Wisata "Amboiii" di Belitong


                Cerita ini masih tentang perjalanan ke Belitong Juli lalu. Bagi yang berminat atau sedang merencanakan jalan-jalan ke Belitong bisa membaca beberapa tempat dalam cerita saya ini yang banyak direkomendasikan sebagai tujuan wisata di Belitong.

            Sekitar tanggal 9 Juli, saya dan 2 pemenang utama Biovision and Nulisbuku Writing Competition, bersama tim biovision dan nulisbuku.com menggunakan maskapai lokal terbang ke Tanjung Pandan, kurang lebih 1 jam waktu tempuh dari Jakarta-Tanjung Pandan. Pesawat yang kami tumpangi mendarat di bandara HAS Hanandjoeddin, Tanjung Pandan. Oleh masyarakat setempat bandara ini juga sering disebut dengan Buluh Tumbang. Secara bentuk bangunan, bandara ini memang sangat sederhana dan kecil, jadi mengingatkan saya pada Bandara Sultan Iskandar Muda sebelum tsunami Aceh.

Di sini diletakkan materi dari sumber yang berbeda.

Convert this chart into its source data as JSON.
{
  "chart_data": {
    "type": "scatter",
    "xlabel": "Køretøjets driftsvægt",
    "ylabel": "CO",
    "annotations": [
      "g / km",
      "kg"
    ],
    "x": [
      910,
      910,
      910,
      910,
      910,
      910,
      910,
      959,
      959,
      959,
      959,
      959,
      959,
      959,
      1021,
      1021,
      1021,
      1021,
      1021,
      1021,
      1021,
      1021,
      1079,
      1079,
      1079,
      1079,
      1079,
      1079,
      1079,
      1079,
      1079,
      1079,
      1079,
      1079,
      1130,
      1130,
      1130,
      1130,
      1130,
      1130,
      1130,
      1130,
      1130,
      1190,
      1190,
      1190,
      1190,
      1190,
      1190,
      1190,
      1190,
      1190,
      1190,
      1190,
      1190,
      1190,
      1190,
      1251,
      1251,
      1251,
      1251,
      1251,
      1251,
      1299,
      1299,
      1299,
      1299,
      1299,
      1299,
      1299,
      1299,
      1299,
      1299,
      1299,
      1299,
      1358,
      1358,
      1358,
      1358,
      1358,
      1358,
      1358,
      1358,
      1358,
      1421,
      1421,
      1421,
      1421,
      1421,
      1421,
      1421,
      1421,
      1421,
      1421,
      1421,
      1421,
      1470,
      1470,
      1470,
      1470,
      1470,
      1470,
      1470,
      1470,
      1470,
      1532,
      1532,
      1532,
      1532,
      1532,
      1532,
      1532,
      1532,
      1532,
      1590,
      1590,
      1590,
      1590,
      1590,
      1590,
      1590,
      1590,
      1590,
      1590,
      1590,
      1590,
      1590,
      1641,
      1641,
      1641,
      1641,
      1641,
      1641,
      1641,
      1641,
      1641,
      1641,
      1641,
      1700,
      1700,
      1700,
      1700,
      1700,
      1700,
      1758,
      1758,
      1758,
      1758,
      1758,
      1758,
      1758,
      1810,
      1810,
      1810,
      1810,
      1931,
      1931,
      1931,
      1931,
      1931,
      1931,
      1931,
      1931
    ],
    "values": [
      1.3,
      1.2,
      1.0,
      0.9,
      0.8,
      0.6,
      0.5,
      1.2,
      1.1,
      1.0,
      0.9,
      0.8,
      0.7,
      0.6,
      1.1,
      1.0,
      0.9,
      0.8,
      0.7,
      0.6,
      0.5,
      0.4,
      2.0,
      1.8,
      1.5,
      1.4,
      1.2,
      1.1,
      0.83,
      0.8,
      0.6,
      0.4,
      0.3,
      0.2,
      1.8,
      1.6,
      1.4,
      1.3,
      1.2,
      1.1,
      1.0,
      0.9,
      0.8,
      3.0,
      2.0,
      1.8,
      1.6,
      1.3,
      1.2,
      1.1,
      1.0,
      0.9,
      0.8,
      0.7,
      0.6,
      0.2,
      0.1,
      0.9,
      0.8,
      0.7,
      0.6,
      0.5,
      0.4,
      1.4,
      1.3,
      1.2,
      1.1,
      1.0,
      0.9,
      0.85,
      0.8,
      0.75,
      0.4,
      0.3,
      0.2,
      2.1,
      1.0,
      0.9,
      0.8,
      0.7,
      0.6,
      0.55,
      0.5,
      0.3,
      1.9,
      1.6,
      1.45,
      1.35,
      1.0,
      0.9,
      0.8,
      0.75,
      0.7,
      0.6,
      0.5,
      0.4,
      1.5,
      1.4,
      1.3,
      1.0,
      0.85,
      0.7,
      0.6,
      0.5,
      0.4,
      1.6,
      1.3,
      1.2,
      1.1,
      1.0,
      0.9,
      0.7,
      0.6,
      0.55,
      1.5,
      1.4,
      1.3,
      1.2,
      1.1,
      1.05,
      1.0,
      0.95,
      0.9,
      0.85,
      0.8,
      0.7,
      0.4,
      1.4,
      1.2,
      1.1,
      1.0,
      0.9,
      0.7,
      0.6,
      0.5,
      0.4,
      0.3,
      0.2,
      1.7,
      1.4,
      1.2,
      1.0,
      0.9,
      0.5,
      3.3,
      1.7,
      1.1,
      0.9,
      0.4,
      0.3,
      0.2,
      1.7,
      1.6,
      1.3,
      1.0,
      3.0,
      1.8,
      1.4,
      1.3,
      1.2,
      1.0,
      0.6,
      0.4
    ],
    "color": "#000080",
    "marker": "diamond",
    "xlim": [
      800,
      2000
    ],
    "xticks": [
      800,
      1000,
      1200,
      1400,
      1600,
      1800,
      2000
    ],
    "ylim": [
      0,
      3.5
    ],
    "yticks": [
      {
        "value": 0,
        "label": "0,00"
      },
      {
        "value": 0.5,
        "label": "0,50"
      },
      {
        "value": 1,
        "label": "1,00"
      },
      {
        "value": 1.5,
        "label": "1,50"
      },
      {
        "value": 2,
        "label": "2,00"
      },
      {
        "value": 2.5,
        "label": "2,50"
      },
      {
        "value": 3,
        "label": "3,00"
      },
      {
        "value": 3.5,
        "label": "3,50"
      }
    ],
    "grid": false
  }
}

Bandara HAS Hanandjoeddin, Tanjung Pandan-Belitong


Begitu tiba di pintu kedatangan, mata saya langsung tertuju ke sebuah poster yang dipasang di sisi kiri pintu kedatangan “SELAMAT DATANG DI BUMI LASKAR PELANGI” saya langsung berdecak kagum begitu hebatnya karya bang Ikal sampai-sampai membuat Belitong seterkenal saat ini. Namun sayangnya di dalam ruangan kedatangan saya tidak menemukan peta Belitong atau tujuan wisata Belitong seperti yang ada di Ngurah Rai, Bali. Untungnya kami sudah menggunakan jasa tour guide selama di Belitong, jadi semua sudah diurus oleh guide-nya.

            Saat saya tiba, cuaca di Belitong tidak terlalu bagus, angin agak kencang yang membawa uap air sangat mudah membuat dehidrasi. Apalagi kemudian sesekali berganti panas terik matahari. Jadi selama di Belitong siap-siap untuk banyak mengonsumsi air putih. Ohya, sebelumnya, jika berniat ke Belitong ada baiknya direncanakan pada bulan Juni-Juli karena iklim di Belitong cukup bersahabat pada dua bulan tersebut.

            Pertama menginjak tanah Belitong selain kisah laskar pelangi ada hal yang menarik buat saya selama di sana. Bayangkan saja kota sekecil itu dengan jumlah kendaraan yang sedikit namun memiliki fasilitas jalan yang mulus, rasanya selama saya di Belitong tidak ada jalan yang saya jumpai berlubang, semuanya dalam kondisi mulus dan tentu saja tak ada macet. Selain itu menurut tour guide kami, Belitong juga terkenal masih aman, terbukti dari setiap rumah yang ada di sisi kanan dan kiri jalan raya tanpa pagar yang tinggi, mereka hanya memagarinya dengan pagar tanaman yang tingginya kurang lebih sebetis orang dewasa.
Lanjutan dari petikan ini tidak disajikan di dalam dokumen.